Эдмунд Федорович игриво склонил голову и, шагнув к Самсону, посмотрел через плечо в глубь купе.
Там находилась дама с ребенком. Судя по тому, что девочке было лет двенадцать, дама давно миновала пору расцвета. Впрочем, и среди дам за тридцать господину Либиду встречались весьма привлекательные. Однако в данном случае судить о красоте пассажирки не представлялось возможным: она сидела в пальто с поднятым воротником, на голове ее красовалась шляпка с вуалеткой. В поезде было прохладно: несмотря на усилия обслуги, январский мороз проникал в купейный уют. Будто почувствовав, что разговор мужчин ведется о ней, дама повернула голову, но кроме блеснувших белков огромных глаз разглядеть Эдмунду Федоровичу ничего не удалось.
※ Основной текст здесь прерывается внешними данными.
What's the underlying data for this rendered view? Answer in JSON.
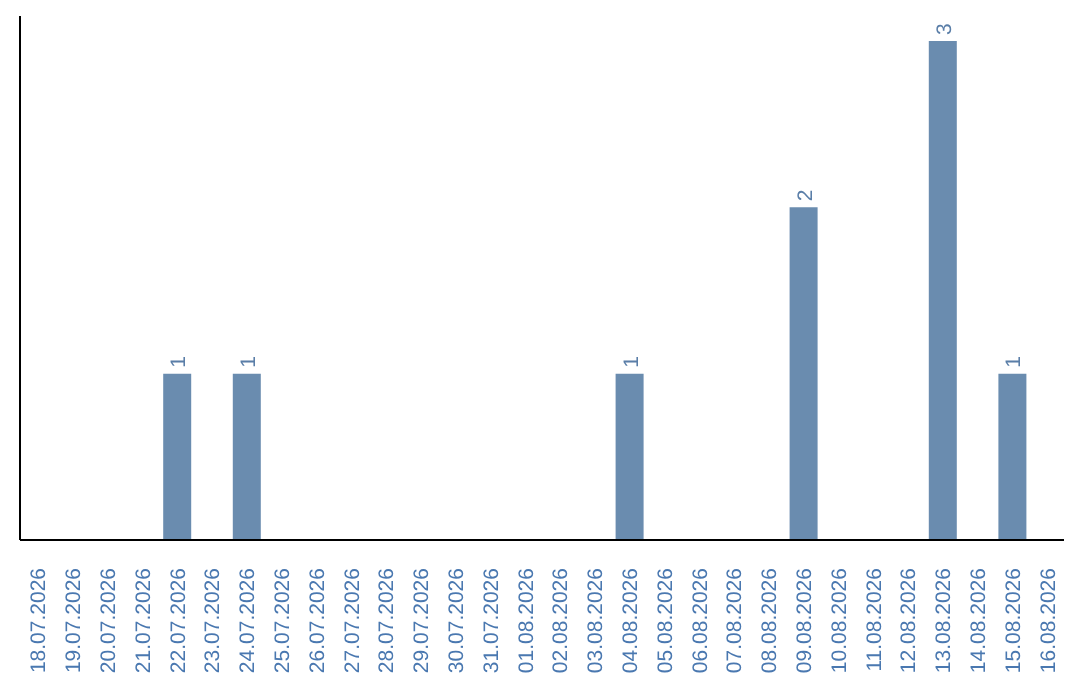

Молодому человеку показалось, что его обаятельный попутчик ждет приглашения, чтобы познакомиться с дамой, но именно этого Самсону не хотелось. Во-первых, за время пути из Москвы он уже успел проникнуться уважением к пассажирке, женщине весьма достойной, жене статского советника Горбатова. Направлялась она из Томска к мужу, который осенью прошлого, 1907 года, получил приглашение из Главного управления государственных имуществ и, оставив службу в губернском земском присутствии, перебрался в столицу несколько раньше, чтобы подготовить квартиру к приезду супруги. Наталья Аполлоновна везла с собой воспитанницу Ксению. Самсон сначала думал, что девочка дочь попутчицы, но вскоре выяснилось, что это не так. И сама девочка называла госпожу Горбатову «ма тант Натали».
Но не только симпатия к попутчицам мешала Самсону пригласить в купе привлекательного знакомца, его сдерживало и что-то сродни ревности. Ведь госпожа Горбатова так походила на его тайную возлюбленную! Да, несмотря на свои девятнадцать, Самсон Шалопаев стал героем романтической истории, потрясшей все его существо. Истории, которая завершилась необычно. Нет, разумеется, не завершилась, а выкинула немыслимый кульбит, но об этом не знал никто, даже его родители! А то, что судьба свела его в купе с дамой, похожей на его возлюбленную Эльзу, он воспринимал как тайный знак того, что после всех предстоящих испытаний в ближайшем будущем его ждут необыкновенные милости и блаженства.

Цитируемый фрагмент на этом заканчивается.